Dans une déclaration relayée le vendredi dernier, l’homme politique congolais estime qu’il est difficile d’envisager un processus électoral normal alors qu’une partie du territoire national échappe encore au contrôle de l’État.
« Comment peut-on envisager une élection dans un pays dont une partie substantielle est occupée militairement par un pays voisin ? Dans quel but devrait-on procéder de la sorte ? », s’est interrogé Lambert Mende.
Pour l’ancien porte-parole du gouvernement, les élections ne devraient pas constituer une priorité absolue au détriment des enjeux sécuritaires. Il considère que la menace qui pèse sur la RDC depuis près de trois décennies exige avant tout une réponse nationale forte afin de préserver l’intégrité territoriale du pays.

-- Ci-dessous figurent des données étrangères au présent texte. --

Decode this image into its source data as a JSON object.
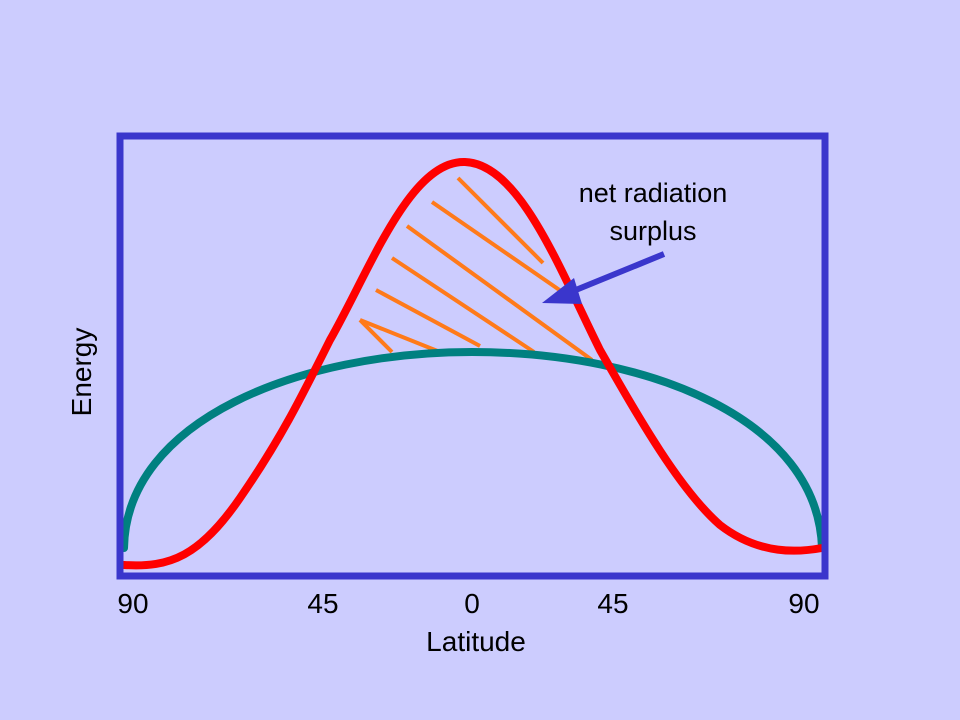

« Les élections ne sont pas une fin en elles-mêmes. Elles ne doivent pas occulter l’impérieuse nécessité de contrer la menace existentielle qui pèse sur la RDC depuis 1996 », a-t-il ajouté.
Cette sortie intervient dans un contexte de tensions persistantes dans l’Est de la RDC, où les affrontements entre les forces gouvernementales et les groupes rebelles continuent d’alimenter l’insécurité et les déplacements massifs des populations civiles.
Les propos de Lambert Mende relancent ainsi le débat sur la compatibilité entre processus démocratique et situation de guerre, à l’approche des prochaines échéances politiques dans le pays.